Best Practices for Reltio Data Science

Learn about the best practices for Reltio Data Science.

Reltio Data Science Provisioning

To provision Reltio Data Science for an MDM tenant, you must open a Reltio Support ticket with a request to enable Reltio Data Science. Reltio Customer Support will work with the manufacturing team to validate the entitlement and complete the Reltio Data Science provisioning.

Default Limits

Reltio Data Science sets the following limits by default:

  • Global limit for C* jobs per environment: 100 nodes total
  • Global limit for regular jobs per environment: 1500 nodes total
  • Tenant quota for C* jobs: 20 nodes per tenant
  • Tenant quota for regular jobs: 100 nodes per tenant

Setting Cluster Size

When specifying the size parameter in the request body of job endpoints, you set the number of executors. The number of nodes is calculated from that value. It is not recommended to set odd number (1, 3, 5, etc.), as it results in an underutilized cluster. For more information, see Cluster Size Estimation.

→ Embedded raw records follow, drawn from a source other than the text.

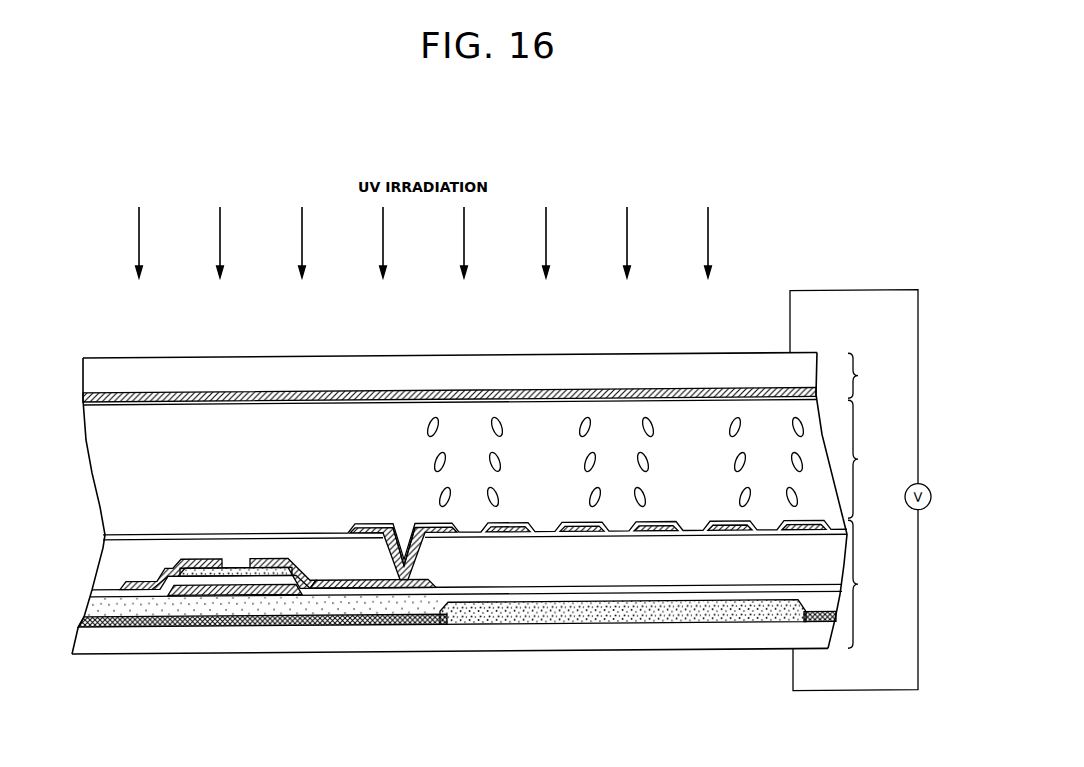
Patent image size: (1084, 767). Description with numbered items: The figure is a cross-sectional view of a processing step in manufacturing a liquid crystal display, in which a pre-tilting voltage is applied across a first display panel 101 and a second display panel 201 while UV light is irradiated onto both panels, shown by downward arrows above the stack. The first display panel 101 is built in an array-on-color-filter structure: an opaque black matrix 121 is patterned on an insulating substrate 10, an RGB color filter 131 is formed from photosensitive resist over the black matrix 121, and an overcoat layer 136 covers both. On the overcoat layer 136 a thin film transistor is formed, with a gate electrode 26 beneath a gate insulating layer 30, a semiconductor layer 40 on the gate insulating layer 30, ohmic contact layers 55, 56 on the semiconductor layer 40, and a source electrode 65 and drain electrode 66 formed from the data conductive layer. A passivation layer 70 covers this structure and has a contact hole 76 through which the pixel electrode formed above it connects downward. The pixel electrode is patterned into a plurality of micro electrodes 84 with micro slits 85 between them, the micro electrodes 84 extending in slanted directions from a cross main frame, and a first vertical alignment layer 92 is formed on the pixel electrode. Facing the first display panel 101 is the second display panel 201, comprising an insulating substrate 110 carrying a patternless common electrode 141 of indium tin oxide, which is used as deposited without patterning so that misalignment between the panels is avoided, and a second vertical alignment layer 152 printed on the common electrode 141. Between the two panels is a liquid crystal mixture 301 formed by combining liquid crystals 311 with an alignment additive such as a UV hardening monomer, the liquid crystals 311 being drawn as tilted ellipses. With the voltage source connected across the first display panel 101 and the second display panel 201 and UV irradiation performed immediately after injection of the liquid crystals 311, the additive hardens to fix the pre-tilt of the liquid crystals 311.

The insulating substrate 10 is at (418, 637).
The gate electrode 26 is at (247, 569).
The gate insulating layer 30 is at (362, 591).
The semiconductor layer 40 is at (223, 577).
The ohmic contact layer 55 is at (190, 593).
The ohmic contact layer 56 is at (273, 564).
The source electrode 65 is at (162, 581).
The drain electrode 66 is at (312, 583).
The passivation layer 70 is at (106, 600).
The contact hole 76 is at (404, 529).
The micro electrodes 84 is at (441, 535).
The micro slits 85 is at (467, 541).
The first vertical alignment layer 92 is at (652, 592).
The first display panel 101 is at (869, 584).
The insulating substrate 110 is at (426, 372).
The black matrix 121 is at (90, 630).
The color filter 131 is at (722, 613).
The overcoat layer 136 is at (133, 591).
The common electrode 141 is at (591, 396).
The second vertical alignment layer 152 is at (758, 392).
The second display panel 201 is at (869, 375).
The liquid crystal mixture 301 is at (869, 459).
The liquid crystals 311 is at (661, 430).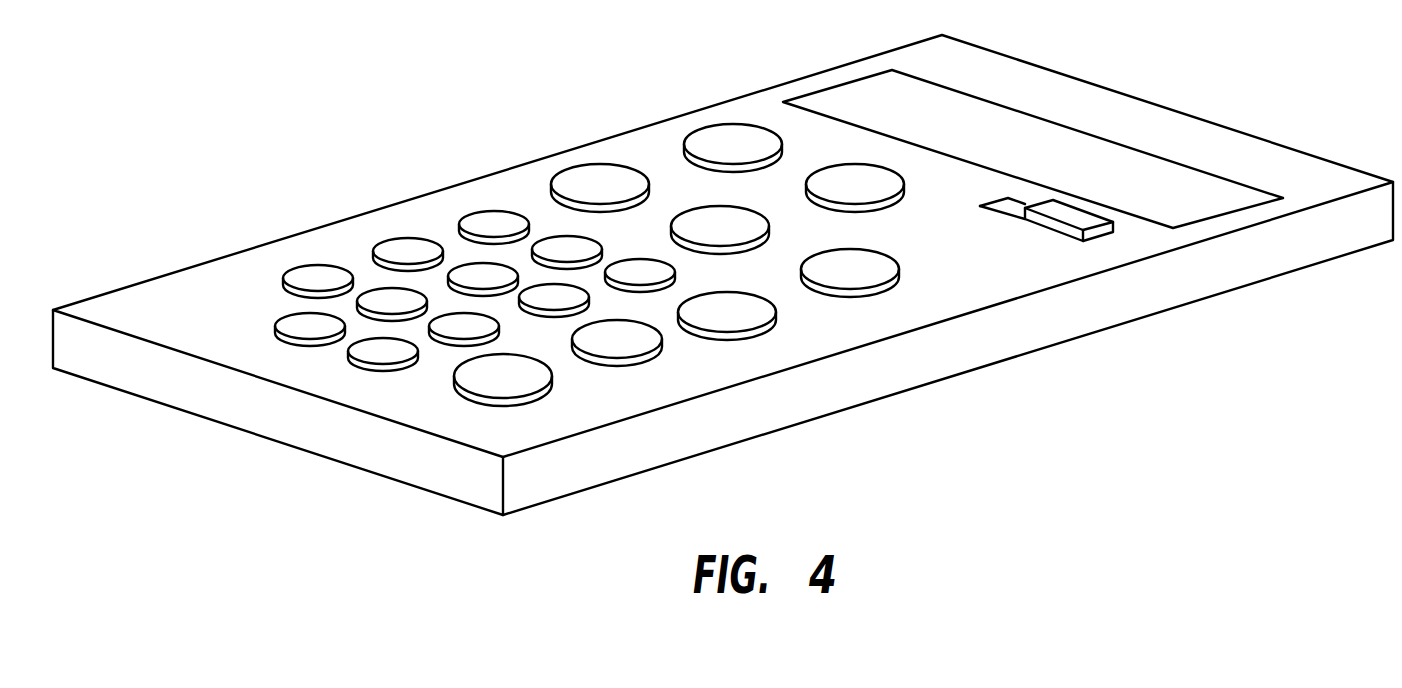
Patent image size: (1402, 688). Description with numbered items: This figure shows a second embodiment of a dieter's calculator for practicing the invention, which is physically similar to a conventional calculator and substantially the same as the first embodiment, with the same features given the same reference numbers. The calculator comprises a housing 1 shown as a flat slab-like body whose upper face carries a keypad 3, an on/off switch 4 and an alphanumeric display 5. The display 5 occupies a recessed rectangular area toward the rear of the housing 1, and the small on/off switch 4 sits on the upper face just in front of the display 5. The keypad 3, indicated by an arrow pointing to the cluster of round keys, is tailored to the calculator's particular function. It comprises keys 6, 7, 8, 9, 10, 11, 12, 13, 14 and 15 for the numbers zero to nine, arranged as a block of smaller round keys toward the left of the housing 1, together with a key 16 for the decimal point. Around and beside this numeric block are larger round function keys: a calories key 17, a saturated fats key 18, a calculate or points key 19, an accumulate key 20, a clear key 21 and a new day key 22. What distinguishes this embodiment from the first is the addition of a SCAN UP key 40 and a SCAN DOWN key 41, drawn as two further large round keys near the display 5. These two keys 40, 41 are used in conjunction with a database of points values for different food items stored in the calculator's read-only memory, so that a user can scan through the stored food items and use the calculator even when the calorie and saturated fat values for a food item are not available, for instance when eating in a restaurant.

The housing 1 is at (1038, 318).
The keypad 3 is at (443, 232).
The on/off switch 4 is at (1068, 213).
The alphanumeric display 5 is at (862, 100).
The key 6 is at (302, 339).
The key 7 is at (310, 291).
The key 8 is at (384, 314).
The key 9 is at (456, 339).
The key 10 is at (395, 264).
The key 11 is at (470, 289).
The key 12 is at (541, 310).
The key 13 is at (481, 237).
The key 14 is at (554, 262).
The key 15 is at (627, 285).
The decimal point key 16 is at (370, 364).
The calories key 17 is at (837, 282).
The saturated fats key 18 is at (714, 325).
The calculate key 19 is at (604, 352).
The accumulate key 20 is at (490, 389).
The clear key 21 is at (587, 197).
The new day key 22 is at (707, 239).
The SCAN UP key 40 is at (720, 157).
The SCAN DOWN key 41 is at (842, 197).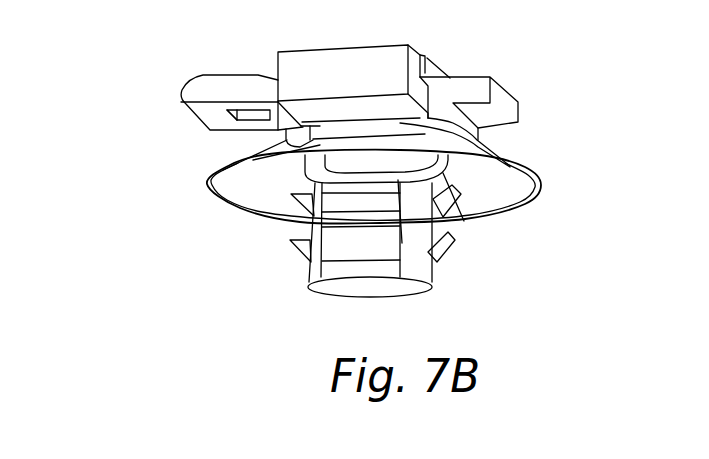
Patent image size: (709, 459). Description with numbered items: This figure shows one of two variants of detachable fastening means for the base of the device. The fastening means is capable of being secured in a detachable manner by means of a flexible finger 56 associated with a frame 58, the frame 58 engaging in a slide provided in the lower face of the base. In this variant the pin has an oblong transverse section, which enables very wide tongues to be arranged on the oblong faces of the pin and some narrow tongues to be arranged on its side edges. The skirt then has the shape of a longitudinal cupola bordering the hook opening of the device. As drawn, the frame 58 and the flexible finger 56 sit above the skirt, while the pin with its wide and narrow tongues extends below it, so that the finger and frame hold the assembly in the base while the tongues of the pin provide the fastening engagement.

The frame 58 is at (347, 62).
The flexible finger 56 is at (208, 91).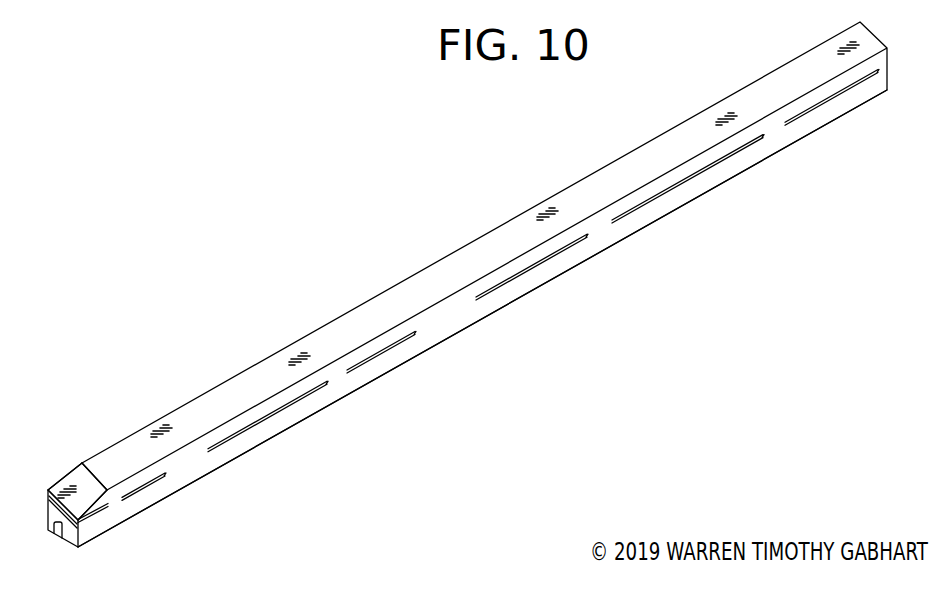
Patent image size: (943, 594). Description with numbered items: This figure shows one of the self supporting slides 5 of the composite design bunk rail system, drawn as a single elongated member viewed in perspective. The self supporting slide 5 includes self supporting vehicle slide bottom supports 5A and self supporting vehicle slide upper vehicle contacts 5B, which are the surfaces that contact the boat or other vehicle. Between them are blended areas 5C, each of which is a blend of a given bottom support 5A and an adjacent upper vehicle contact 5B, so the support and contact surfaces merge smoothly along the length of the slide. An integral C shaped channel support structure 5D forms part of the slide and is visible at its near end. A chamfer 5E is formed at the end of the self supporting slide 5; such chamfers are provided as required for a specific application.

The self supporting slide 5 is at (628, 160).
The self supporting vehicle slide bottom support 5A is at (750, 158).
The self supporting vehicle slide upper vehicle contact 5B is at (747, 97).
The blended area 5C is at (823, 103).
The integral C shaped channel support structure 5D is at (60, 532).
The chamfer 5E is at (72, 480).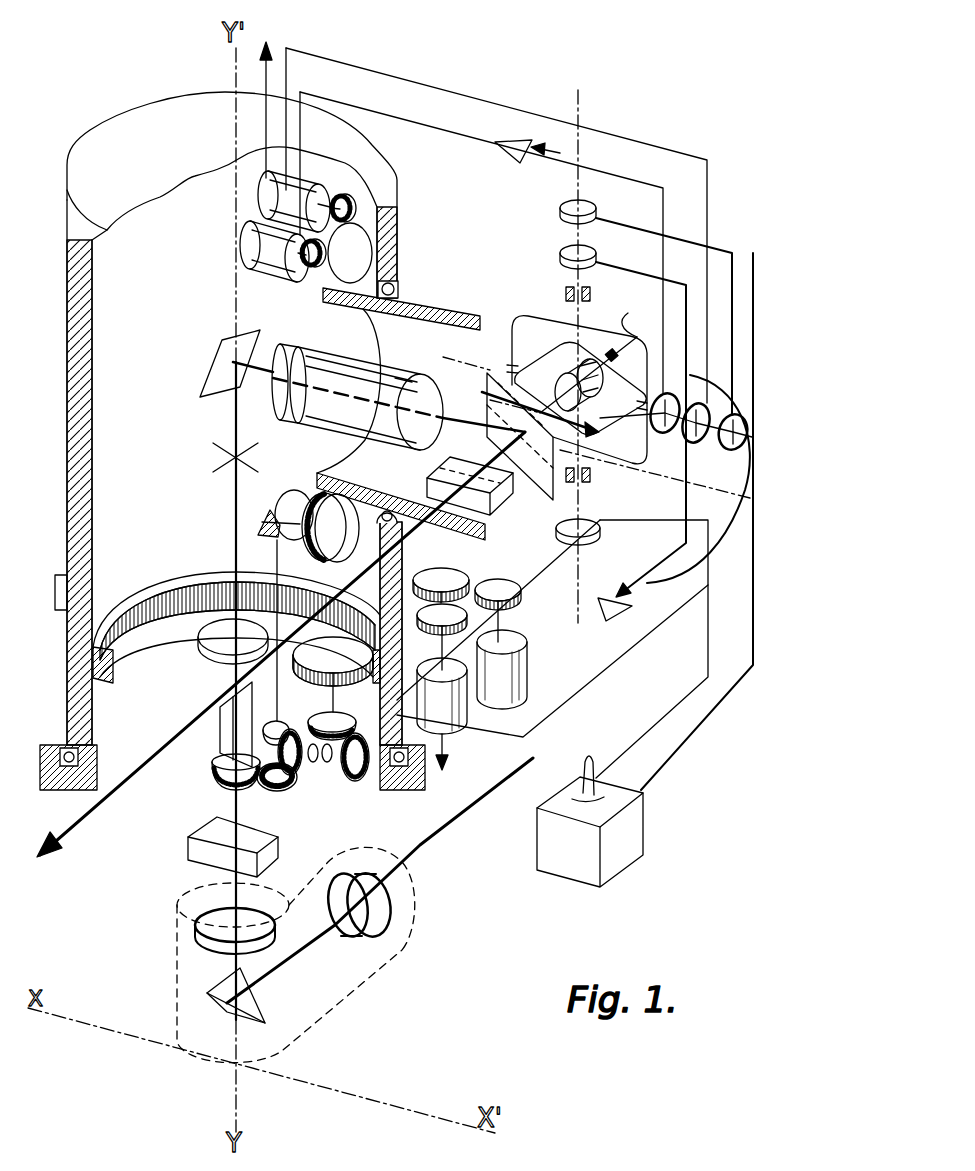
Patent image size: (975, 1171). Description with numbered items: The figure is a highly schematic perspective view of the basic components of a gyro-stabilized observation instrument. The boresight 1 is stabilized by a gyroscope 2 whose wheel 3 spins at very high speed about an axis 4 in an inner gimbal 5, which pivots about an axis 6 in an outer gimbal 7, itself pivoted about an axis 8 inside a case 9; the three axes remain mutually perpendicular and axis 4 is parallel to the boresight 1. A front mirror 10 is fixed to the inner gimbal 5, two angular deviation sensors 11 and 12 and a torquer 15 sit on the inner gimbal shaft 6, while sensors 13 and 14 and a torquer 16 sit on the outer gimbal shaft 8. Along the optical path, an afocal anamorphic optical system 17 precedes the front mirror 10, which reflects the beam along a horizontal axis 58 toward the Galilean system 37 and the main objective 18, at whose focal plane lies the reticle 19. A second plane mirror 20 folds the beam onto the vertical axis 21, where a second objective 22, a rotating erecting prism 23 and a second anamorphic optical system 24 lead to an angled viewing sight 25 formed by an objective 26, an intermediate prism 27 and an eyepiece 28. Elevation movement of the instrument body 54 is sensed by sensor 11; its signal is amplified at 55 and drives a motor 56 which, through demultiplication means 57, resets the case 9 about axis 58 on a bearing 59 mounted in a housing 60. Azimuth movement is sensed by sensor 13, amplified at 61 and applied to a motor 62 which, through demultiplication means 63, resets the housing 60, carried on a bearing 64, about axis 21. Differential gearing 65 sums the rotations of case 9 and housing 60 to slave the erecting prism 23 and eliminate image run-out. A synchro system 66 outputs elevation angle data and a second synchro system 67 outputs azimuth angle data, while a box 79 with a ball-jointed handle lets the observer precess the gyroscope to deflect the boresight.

The boresight 1 is at (60, 825).
The gyroscope 2 is at (526, 298).
The wheel 3 is at (565, 385).
The axis 4 is at (604, 356).
The inner gimbal 5 is at (598, 436).
The axis 6 is at (461, 361).
The outer gimbal 7 is at (633, 320).
The axis 8 is at (582, 98).
The case 9 is at (455, 320).
The front mirror 10 is at (556, 528).
The angular deviation sensor 11 is at (662, 431).
The angular deviation sensor 12 is at (694, 437).
The sensor 13 is at (597, 257).
The sensor 14 is at (597, 212).
The torquer 15 is at (742, 410).
The torquer 16 is at (600, 542).
The afocal anamorphic optical system 17 is at (490, 516).
The main objective 18 is at (297, 346).
The reticle 19 is at (213, 455).
The second plane mirror 20 is at (208, 372).
The vertical axis 21 is at (235, 268).
The second objective 22 is at (205, 648).
The erecting prism 23 is at (222, 728).
The second anamorphic optical system 24 is at (190, 846).
The angled viewing sight 25 is at (398, 950).
The objective 26 is at (200, 936).
The intermediate prism 27 is at (265, 1015).
The eyepiece 28 is at (413, 905).
The Galilean system 37 is at (395, 375).
The observation instrument body 54 is at (55, 782).
The amplifier 55 is at (513, 160).
The motor 56 is at (272, 262).
The gear-type demultiplication means 57 is at (372, 220).
The horizontal axis 58 is at (641, 472).
The bearing 59 is at (400, 289).
The housing 60 is at (93, 400).
The amplifier 61 is at (606, 612).
The motor 62 is at (528, 688).
The demultiplication means 63 is at (463, 566).
The bearing 64 is at (95, 755).
The differential gearing 65 is at (300, 781).
The synchro system 66 is at (305, 180).
The second synchro system 67 is at (455, 740).
The box 79 is at (640, 830).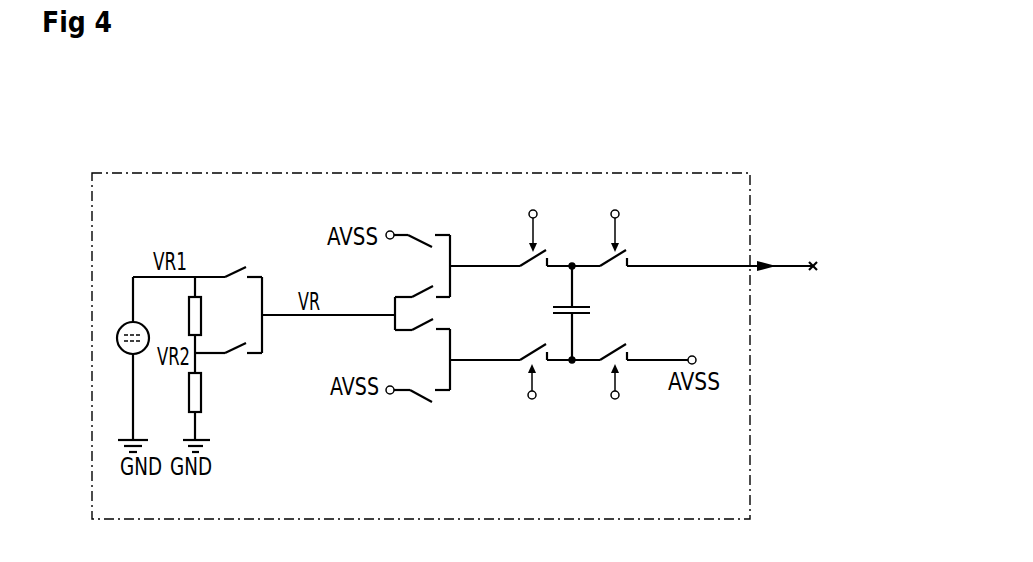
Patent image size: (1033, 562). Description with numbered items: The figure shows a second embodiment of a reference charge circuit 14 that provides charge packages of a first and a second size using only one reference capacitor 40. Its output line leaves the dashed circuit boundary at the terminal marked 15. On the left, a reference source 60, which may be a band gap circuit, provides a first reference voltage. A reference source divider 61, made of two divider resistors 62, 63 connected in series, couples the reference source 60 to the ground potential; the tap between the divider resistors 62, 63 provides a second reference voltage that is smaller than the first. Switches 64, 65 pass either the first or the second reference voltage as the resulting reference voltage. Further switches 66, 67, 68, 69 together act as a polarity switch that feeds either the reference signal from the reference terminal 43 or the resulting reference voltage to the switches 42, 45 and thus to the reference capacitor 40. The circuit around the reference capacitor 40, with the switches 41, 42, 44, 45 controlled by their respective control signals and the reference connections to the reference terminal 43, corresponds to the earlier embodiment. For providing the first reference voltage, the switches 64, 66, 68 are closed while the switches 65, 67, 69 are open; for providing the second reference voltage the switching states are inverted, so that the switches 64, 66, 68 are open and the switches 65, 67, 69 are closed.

Objects Count in import_status.log

When running data import (for example, a job with a DataImportFs task), you can use the Stored unique to S3 field available in the import_status.log in S3 to see the count of actually imported unique objects.

Consider the following data import scenarios:
  1. The input file with interactions contains duplicates by a crosswalk.

    The Stored unique to S3 value is the count of unique interactions only.

  2. The executors fail during the data import (for example, due to a network issue).
    The actually imported number of unique objects is reflected in the Stored unique to S3 value.
    Note: In this case, the Total Processed and Successful fields contain the accumulated object counts from the job execution attempts, and their values are greater than Stored unique to S3.

Sub-nested Analytical Attributes

We do not support partial override for sub-nested analytical attributes.